The BuyT Desk
Public Provident Fund (PPF) is one of the most popular small saving schemes and is considered a good and safe investment. PPF gives you the benefit of compounding interest on your invested capital. Here are 8 things that you must know about your PPF-
1. Interest is fixed but the rate is not fixed
You will get an assured return but the rate of interest on PPF may vary from quarter to quarter. It is revised every 3 months. However, the interest rate or the FY 2019-20 has remained constant at 7.1% all throughout the year. The interest rate of PPF is linked to the 10-year government bond yield. It is decided on the basis of the average bond yield of the last three months. There has been a steady decline in the 10-year bond yield in the last two years. This has had an impact on PPF.

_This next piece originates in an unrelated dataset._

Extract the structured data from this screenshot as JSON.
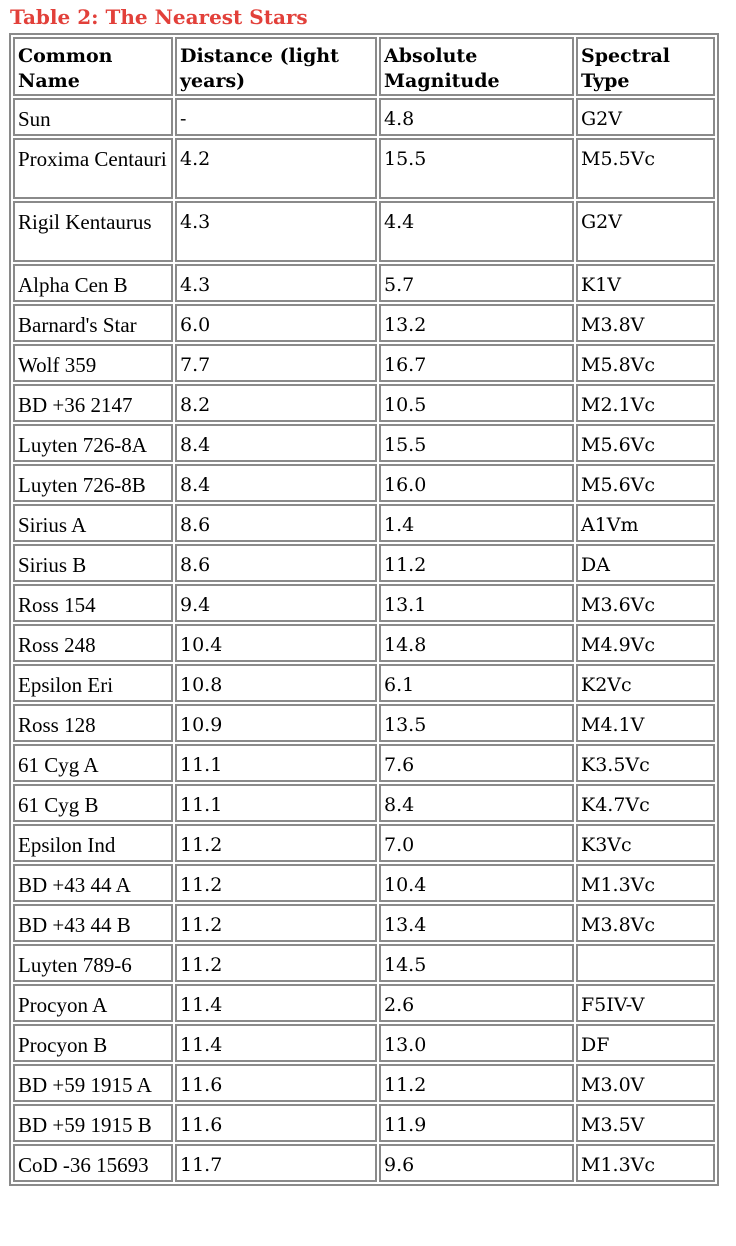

2. PPF can be extended beyond maturity
Public Provident Fund account matures in 15 years. When the account is matured, you have the option to withdraw the entire balance and close the account. But, if you want to increase the contribution, then the account can be extended for a block of 5 years.
3. Pre-mature Withdrawal
A PPF account comes with a maturity of 15 years. But there is provision for pre-mature withdrawal after the completion of 5 years. You can withdraw 50% of the balance of the fourth year or 50% of the balance of the preceding year whichever is lower.
4.Loan against PPF
You can take a personal loan against the balance of your PPF at a nominal interest of 1%. If the account has not completed six years, then you can take a loan from 3 years to 6 years. The loan can be taken up to 25% of the balance till the end of the last financial year. It has to be repaid in 3 years. If the loan is not repaid, the investor cannot take another loan.
5. How much to deposit?
The minimum amount that you must deposit in a PPF account in a year is Rs 500 and the maximum limit is Rs 1.5 lakh. If you do not make a minimum investment of 500 rupees then your account can become dormant. To reactivate the account you will have to pay a penalty of Rs 50.
6. Can I have two PPF account?
Yes, you can open another account in the name of your spouse or minor children. But you can’t invest Rs 1.5 lakh in each of your accounts. The limit of investment in PPF is Rs 1.5 lakh in a year and you can’t cross this threshold. The aggregate of multiple accounts has to be within the limit of Rs1.5 lakh.
7. Why you must make your deposit before the 5th of every month
The Public Provident Fund offers compound interest annually. However, its calculation is done every month. Interest is available on the lowest balance from the 5th to the last date of the month. If you invest before the 5th, then you will get the interest on your deposit for that month but if you deposit post 5th then you may lose the interest on the deposit made post 5th.
8. Tax-free
PPF comes under the exempt-exempt-exempt category. There is an exemption of up to Rs 1.5 lakh under Section 80C on investment in Public Provident Fund. There is no tax on the interest earned and withdrawal at maturity is also tax-free.